A strongly worded Wall Street Journal editorial on Thursday urged Mr. Romney to pick Representative Paul D. Ryan of Wisconsin, the architect of the Republican budgetary vision who has pushed ambitious plans to curtail entitlement programs. The paper said Mr. Ryan “best exemplifies the nature and stakes of this election.”


The editorial follows on a fresh wave of public pressure from other conservative outlets for Mr. Romney to erase doubts about his commitment to conservative causes — an issue that has dogged Mr. Romney since his days campaigning as a liberal Republican for the Senate in Massachusetts.


The Weekly Standard on Thursday urged Mr. Romney to embrace the conservative principles in Mr. Ryan’s budget — and Mr. Ryan himself as his pick for vice president — predicting that Democrats will attack him for it anyway.


“Romney, and Republicans, will be running on the Romney-Ryan plan no matter what,” the Weekly Standard wrote. “Having Paul Ryan on the ticket may well make it easier to defend the plan convincingly.”

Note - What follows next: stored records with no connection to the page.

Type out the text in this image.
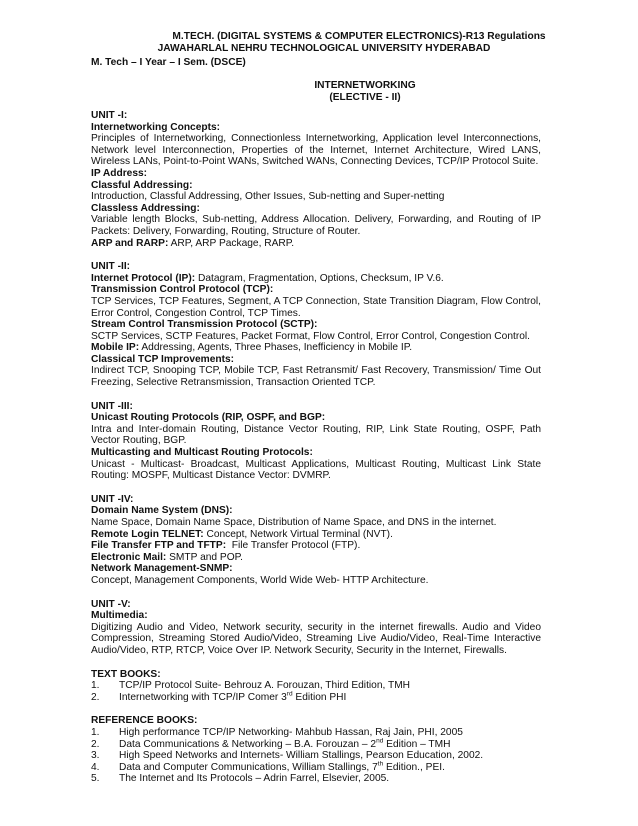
M.TECH. (DIGITAL SYSTEMS & COMPUTER ELECTRONICS)-R13 Regulations
JAWAHARLAL NEHRU TECHNOLOGICAL UNIVERSITY HYDERABAD
M. Tech – I Year – I Sem. (DSCE)
INTERNETWORKING
(ELECTIVE - II)
UNIT -I:
Internetworking Concepts:
Principles of Internetworking, Connectionless Internetworking, Application level Interconnections, Network level Interconnection, Properties of the Internet, Internet Architecture, Wired LANS, Wireless LANs, Point-to-Point WANs, Switched WANs, Connecting Devices, TCP/IP Protocol Suite.
IP Address:
Classful Addressing:
Introduction, Classful Addressing, Other Issues, Sub-netting and Super-netting
Classless Addressing:
Variable length Blocks, Sub-netting, Address Allocation. Delivery, Forwarding, and Routing of IP Packets: Delivery, Forwarding, Routing, Structure of Router.
ARP and RARP: ARP, ARP Package, RARP.
UNIT -II:
Internet Protocol (IP): Datagram, Fragmentation, Options, Checksum, IP V.6.
Transmission Control Protocol (TCP):
TCP Services, TCP Features, Segment, A TCP Connection, State Transition Diagram, Flow Control, Error Control, Congestion Control, TCP Times.
Stream Control Transmission Protocol (SCTP):
SCTP Services, SCTP Features, Packet Format, Flow Control, Error Control, Congestion Control.
Mobile IP: Addressing, Agents, Three Phases, Inefficiency in Mobile IP.
Classical TCP Improvements:
Indirect TCP, Snooping TCP, Mobile TCP, Fast Retransmit/ Fast Recovery, Transmission/ Time Out Freezing, Selective Retransmission, Transaction Oriented TCP.
UNIT -III:
Unicast Routing Protocols (RIP, OSPF, and BGP:
Intra and Inter-domain Routing, Distance Vector Routing, RIP, Link State Routing, OSPF, Path Vector Routing, BGP.
Multicasting and Multicast Routing Protocols:
Unicast - Multicast- Broadcast, Multicast Applications, Multicast Routing, Multicast Link State Routing: MOSPF, Multicast Distance Vector: DVMRP.
UNIT -IV:
Domain Name System (DNS):
Name Space, Domain Name Space, Distribution of Name Space, and DNS in the internet.
Remote Login TELNET: Concept, Network Virtual Terminal (NVT).
File Transfer FTP and TFTP:  File Transfer Protocol (FTP).
Electronic Mail: SMTP and POP.
Network Management-SNMP:
Concept, Management Components, World Wide Web- HTTP Architecture.
UNIT -V:
Multimedia:
Digitizing Audio and Video, Network security, security in the internet firewalls. Audio and Video Compression, Streaming Stored Audio/Video, Streaming Live Audio/Video, Real-Time Interactive Audio/Video, RTP, RTCP, Voice Over IP. Network Security, Security in the Internet, Firewalls.
TEXT BOOKS:
1.	TCP/IP Protocol Suite- Behrouz A. Forouzan, Third Edition, TMH
2.	Internetworking with TCP/IP Comer 3rd Edition PHI
REFERENCE BOOKS:
1.	High performance TCP/IP Networking- Mahbub Hassan, Raj Jain, PHI, 2005
2.	Data Communications & Networking – B.A. Forouzan – 2nd Edition – TMH
3.	High Speed Networks and Internets- William Stallings, Pearson Education, 2002.
4.	Data and Computer Communications, William Stallings, 7th Edition., PEI.
5.	The Internet and Its Protocols – Adrin Farrel, Elsevier, 2005.
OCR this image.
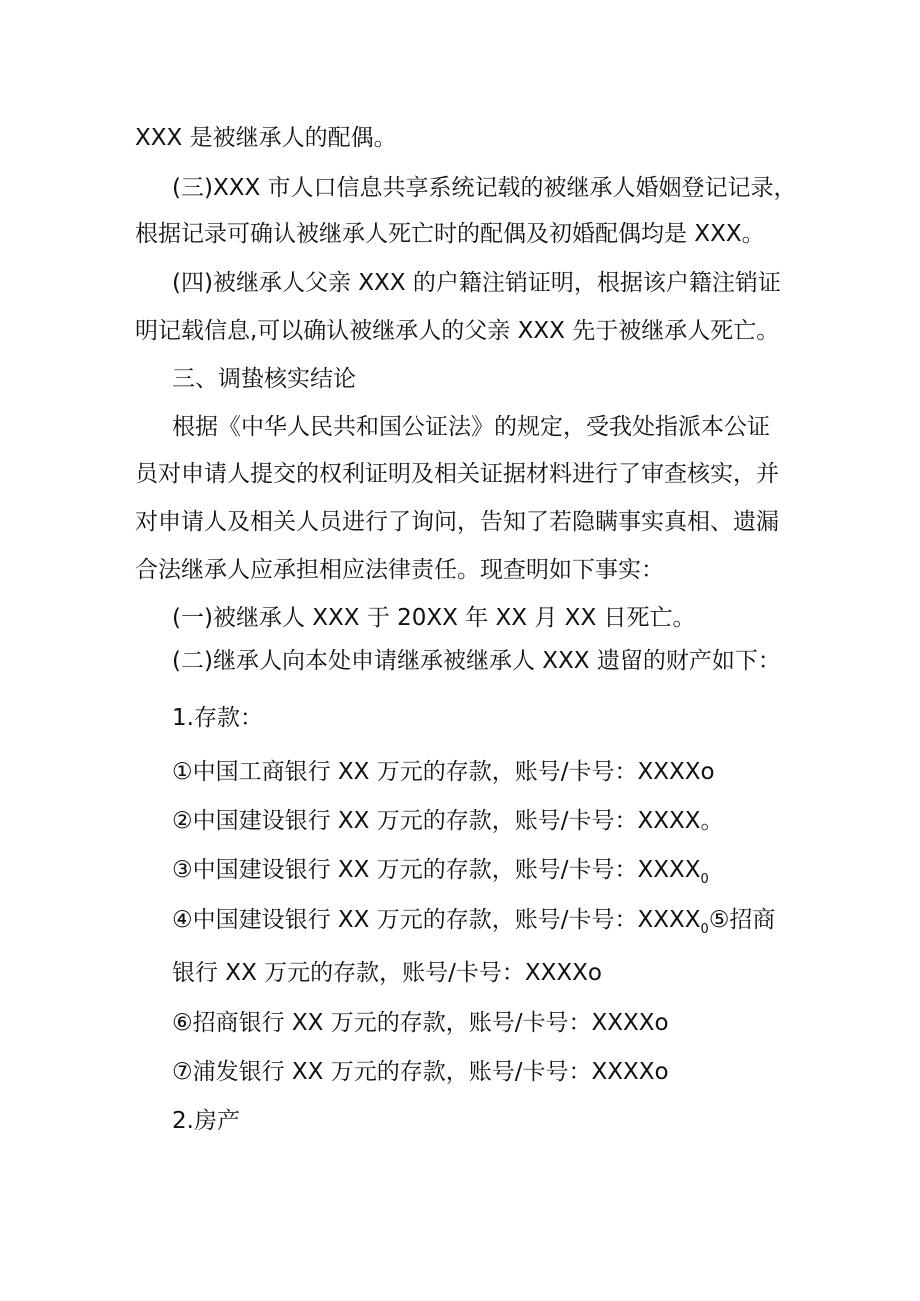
XXX 是被继承人的配偶。

(三)XXX 市人口信息共享系统记载的被继承人婚姻登记记录，

根据记录可确认被继承人死亡时的配偶及初婚配偶均是 XXX。

(四)被继承人父亲 XXX 的户籍注销证明，根据该户籍注销证

明记载信息,可以确认被继承人的父亲 XXX 先于被继承人死亡。

三、调蛰核实结论

根据《中华人民共和国公证法》的规定，受我处指派本公证

员对申请人提交的权利证明及相关证据材料进行了审查核实，并

对申请人及相关人员进行了询问，告知了若隐瞒事实真相、遗漏

合法继承人应承担相应法律责任。现查明如下事实：

(一)被继承人 XXX 于 20XX 年 XX 月 XX 日死亡。

(二)继承人向本处申请继承被继承人 XXX 遗留的财产如下：

1.存款：

①中国工商银行 XX 万元的存款，账号/卡号：XXXXo

②中国建设银行 XX 万元的存款，账号/卡号：XXXX。

③中国建设银行 XX 万元的存款，账号/卡号：$XXXX_0$

④中国建设银行 XX 万元的存款，账号/卡号：$XXXX_0⑤$招商

银行 XX 万元的存款，账号/卡号：XXXXo

⑥招商银行 XX 万元的存款，账号/卡号：XXXXo

⑦浦发银行 XX 万元的存款，账号/卡号：XXXXo

2.房产
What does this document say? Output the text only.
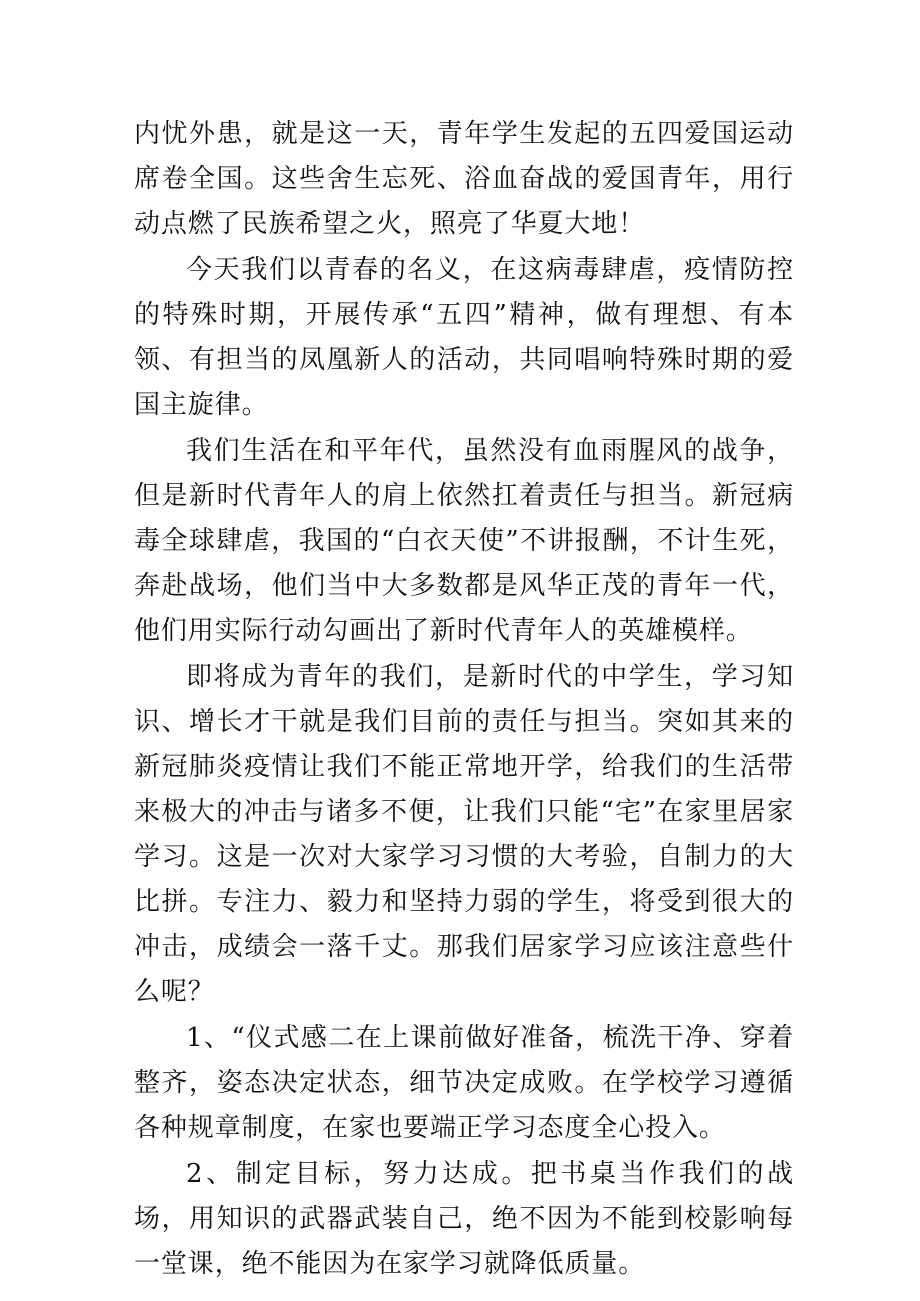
内忧外患，就是这一天，青年学生发起的五四爱国运动席卷全国。这些舍生忘死、浴血奋战的爱国青年，用行动点燃了民族希望之火，照亮了华夏大地！

今天我们以青春的名义，在这病毒肆虐，疫情防控的特殊时期，开展传承“五四”精神，做有理想、有本领、有担当的凤凰新人的活动，共同唱响特殊时期的爱国主旋律。

我们生活在和平年代，虽然没有血雨腥风的战争，但是新时代青年人的肩上依然扛着责任与担当。新冠病毒全球肆虐，我国的“白衣天使”不讲报酬，不计生死，奔赴战场，他们当中大多数都是风华正茂的青年一代，他们用实际行动勾画出了新时代青年人的英雄模样。

即将成为青年的我们，是新时代的中学生，学习知识、增长才干就是我们目前的责任与担当。突如其来的新冠肺炎疫情让我们不能正常地开学，给我们的生活带来极大的冲击与诸多不便，让我们只能“宅”在家里居家学习。这是一次对大家学习习惯的大考验，自制力的大比拼。专注力、毅力和坚持力弱的学生，将受到很大的冲击，成绩会一落千丈。那我们居家学习应该注意些什么呢？

1、“仪式感二在上课前做好准备，梳洗干净、穿着整齐，姿态决定状态，细节决定成败。在学校学习遵循各种规章制度，在家也要端正学习态度全心投入。

2、制定目标，努力达成。把书桌当作我们的战场，用知识的武器武装自己，绝不因为不能到校影响每一堂课，绝不能因为在家学习就降低质量。
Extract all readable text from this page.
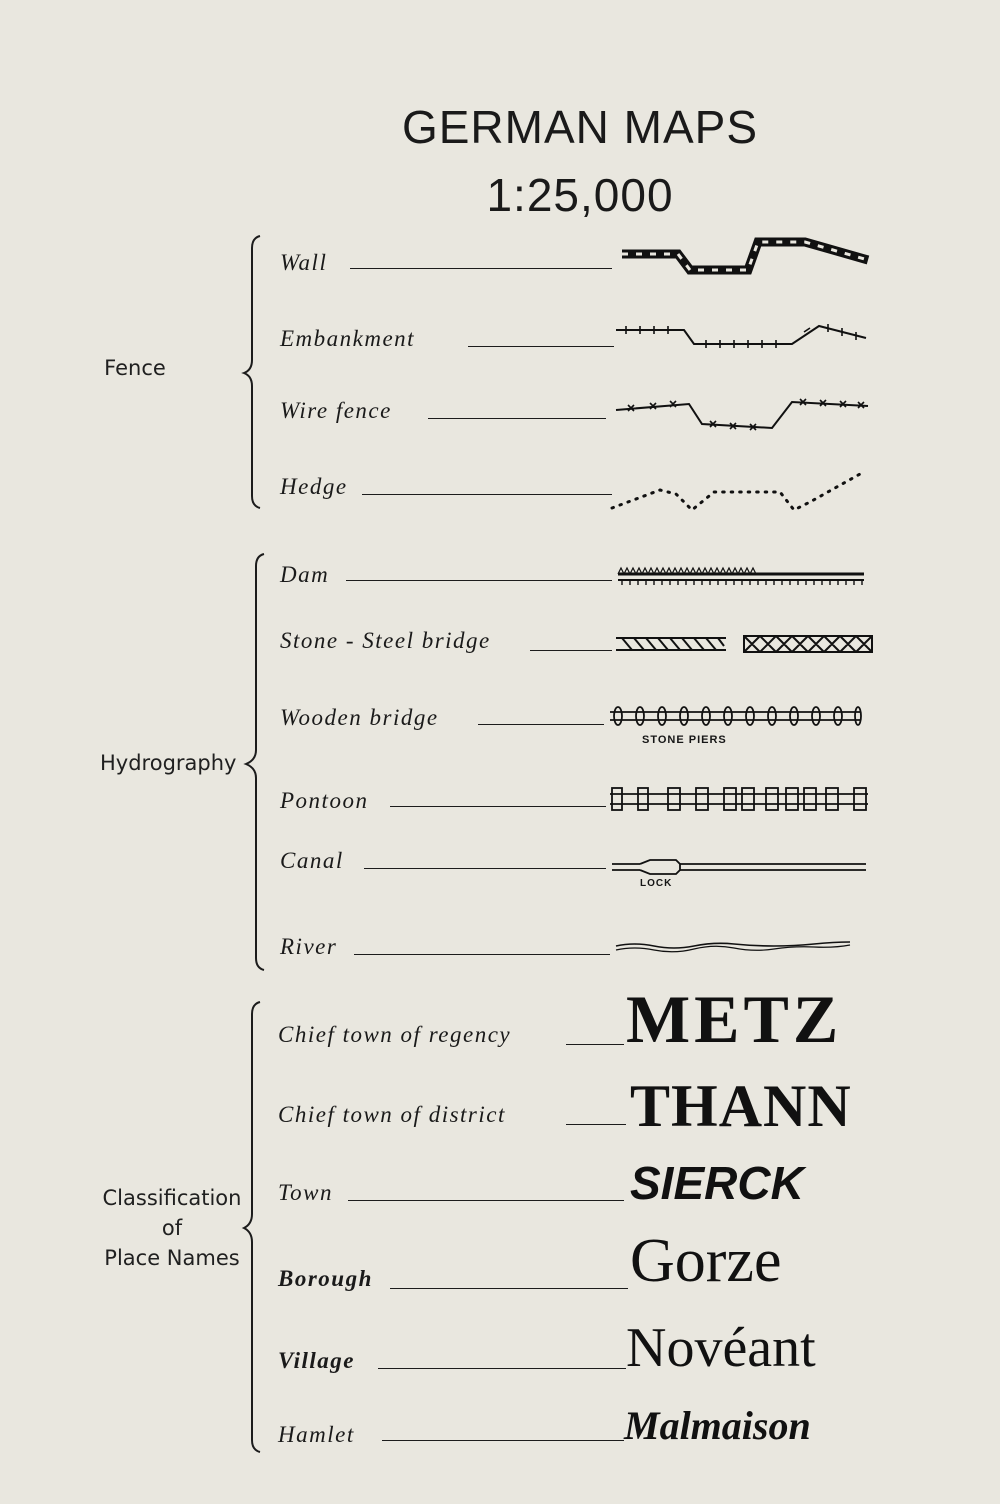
GERMAN MAPS
1:25,000
Fence
Wall
Embankment
Wire fence
Hedge
Hydrography
Dam
Stone - Steel bridge
Wooden bridge
STONE PIERS
Pontoon
Canal
LOCK
River
Classification
of
Place Names
Chief town of regency METZ
Chief town of district THANN
Town	SIERCK
Borough	Gorze
Village	Novéant
Hamlet	Malmaison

The not-so-subtle campaign on Mr. Ryan’s behalf may be moot if Mr. Romney has already made up his mind about a running mate, as some political observers believe. It is possible that Mr. Romney could announce his pick as early as this weekend, while on a scheduled bus tour through swing states.


The names on his short list are said to include Mr. Ryan; Senator Rob Portman of Ohio; Tim Pawlenty, the former governor of Minnesota; and perhaps Gov. Chris Christie of New Jersey.


But the loud, public calls for Mr. Ryan to emerge as the winner demonstrate again the wariness with which conservatives have always treated Mr. Romney. They suggest that there remains a desire among some conservatives for Mr. Romney to demonstrate that he is, in fact, one of them.


Mr. Romney’s campaign added to that wariness in the last couple of days on the issue of health care — a source of lingering suspicion among conservatives because Mr. Romney championed an individual mandate very similar to the one Mr. Obama pushed.


In defending Mr. Romney against an attack ad highlighting a cancer patient who had no health insurance, the campaign touted the Massachusetts health care plan, coming perilously close in the minds of some conservatives to sounding like the president.


“If people had been in Massachusetts, under Gov. Romney’s health care plan, they would have had health care,” Andrea Saul, a spokeswoman for Mr. Romney, said Tuesday. That prompted Erick Erickson, of the conservative blog, Redstate, to write on Twitter: “OMG. This might just be the moment Mitt Romney lost the election. Wow.”


But in Iowa later, Mr. Romney went out of his way to talk about his health care experience: “We’ve got to do some reforms in health care, and I have some experience doing that, as you know.”


Polls suggest that Mr. Romney’s transition from primary candidate to presumptive nominee has dramatically unified Republicans around his candidacy. Conservative support for Mr. Romney is strong, in part because of a dislike of President Obama.


But some suggest that Mr. Romney could energize conservatives and spur turnout even more by picking someone seen by the most ardent members of that group as someone who will be an uncompromising advocate for conservative principles inside a Romney White House.


The argument is about politics and about governing.


Advocates for Mr. Ryan argue that he would be a boon to Mr. Romney on the ballot by cementing in voters’ minds an economic vision for the country that is very different than Mr. Obama’s.


“The House budget chairman has defined those stakes well as a generational choice about the role of government and whether America will once again become a growth economy or sink into interest-group dominated decline,” The Journal wrote.


But the conservatives are also looking past the November election to the kind of White House they want should Mr. Romney win. For some conservatives — especially those who identify themselves with the Tea Party movement — winning is not enough.


For some of those conservatives, a Romney administration stocked with moderate Republicans is almost as bad as a second term for Mr. Obama.